The method was used to study the levels of antibacterial activity created in the blood of patients with syphilis in the first hours after the administration of benzylpenicillin preparations in the course of specific therapy. 60 studies were conducted.

When using the proposed method to obtain the results, it was necessary to prepare 10 plates (100 ml of agar) and perform 130 measurements.

In the case of applying the method specified in the prototype, for a given number of studies would require the manufacture of at least 102 cups (1020 ml of agar) and 612 measurements. In addition, additional time would be spent on performing additional dosing procedures, on calculating the average values of indicators and adjusting the results obtained for control concentrations.
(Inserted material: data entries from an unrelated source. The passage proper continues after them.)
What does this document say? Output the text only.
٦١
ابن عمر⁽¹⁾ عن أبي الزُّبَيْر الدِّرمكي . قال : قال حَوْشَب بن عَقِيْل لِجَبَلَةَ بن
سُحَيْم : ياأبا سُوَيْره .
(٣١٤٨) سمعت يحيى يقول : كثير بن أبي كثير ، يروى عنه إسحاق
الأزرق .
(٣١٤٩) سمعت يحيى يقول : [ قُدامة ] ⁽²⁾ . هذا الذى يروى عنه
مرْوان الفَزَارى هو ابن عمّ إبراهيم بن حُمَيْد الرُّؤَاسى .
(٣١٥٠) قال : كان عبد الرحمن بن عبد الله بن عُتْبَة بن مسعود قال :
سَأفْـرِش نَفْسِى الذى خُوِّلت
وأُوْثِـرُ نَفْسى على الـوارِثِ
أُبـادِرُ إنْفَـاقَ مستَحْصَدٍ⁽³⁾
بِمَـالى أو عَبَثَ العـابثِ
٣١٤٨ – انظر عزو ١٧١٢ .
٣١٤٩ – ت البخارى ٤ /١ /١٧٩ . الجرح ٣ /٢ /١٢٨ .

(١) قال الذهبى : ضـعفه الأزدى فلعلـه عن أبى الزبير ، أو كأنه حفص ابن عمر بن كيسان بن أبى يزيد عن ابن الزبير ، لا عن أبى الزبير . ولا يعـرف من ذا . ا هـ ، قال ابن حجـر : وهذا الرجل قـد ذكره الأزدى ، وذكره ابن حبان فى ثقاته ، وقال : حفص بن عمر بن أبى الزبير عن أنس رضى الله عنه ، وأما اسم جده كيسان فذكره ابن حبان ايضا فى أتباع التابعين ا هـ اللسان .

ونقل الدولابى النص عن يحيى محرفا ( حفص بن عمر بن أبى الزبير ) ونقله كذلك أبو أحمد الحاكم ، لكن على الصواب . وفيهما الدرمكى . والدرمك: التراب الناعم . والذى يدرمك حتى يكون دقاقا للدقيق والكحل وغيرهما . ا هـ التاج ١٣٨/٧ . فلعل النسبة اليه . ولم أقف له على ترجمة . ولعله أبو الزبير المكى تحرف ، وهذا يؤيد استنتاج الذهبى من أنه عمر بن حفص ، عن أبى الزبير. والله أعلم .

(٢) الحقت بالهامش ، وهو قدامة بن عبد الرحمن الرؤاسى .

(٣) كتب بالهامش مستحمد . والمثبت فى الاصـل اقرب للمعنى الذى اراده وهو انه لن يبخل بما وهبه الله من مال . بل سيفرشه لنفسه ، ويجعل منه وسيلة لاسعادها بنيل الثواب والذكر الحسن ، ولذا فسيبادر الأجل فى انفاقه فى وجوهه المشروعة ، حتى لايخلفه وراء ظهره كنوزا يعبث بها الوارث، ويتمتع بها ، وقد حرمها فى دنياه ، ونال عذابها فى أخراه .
This invention allows to reduce the complexity of 4.7 times and material consumption by more than 10 times.

Claims (1)

A method for determining the concentration of benzylpenicillin preparations in biological fluids by using the microbiological method of diffusion into agar, including preparing a test microbe preparation, creating an agar layer, cutting holes in the frozen agar, introducing standard solutions into them and pre-diluting the test samples, characterized in that as use a test-microbe Staphylococcus aureus ATCC 25923 in an amount of 3 × 10 ⁶ microbial cells in 1 ml medium glass agar create a uniform layer of 1-2 mm thickness in a frozen agar you ezayut wells 2 mm in diameter, in which make standard solutions at concentrations of 0.5; 1.5; 3; four; 5; 6 μg / ml and the test samples, and from the values of the standard samples on a semi-log paper, a calibration curve is constructed that expresses the relationship between the dose and the diameter of the growth inhibition zones, and the concentrations of the test samples are determined from it.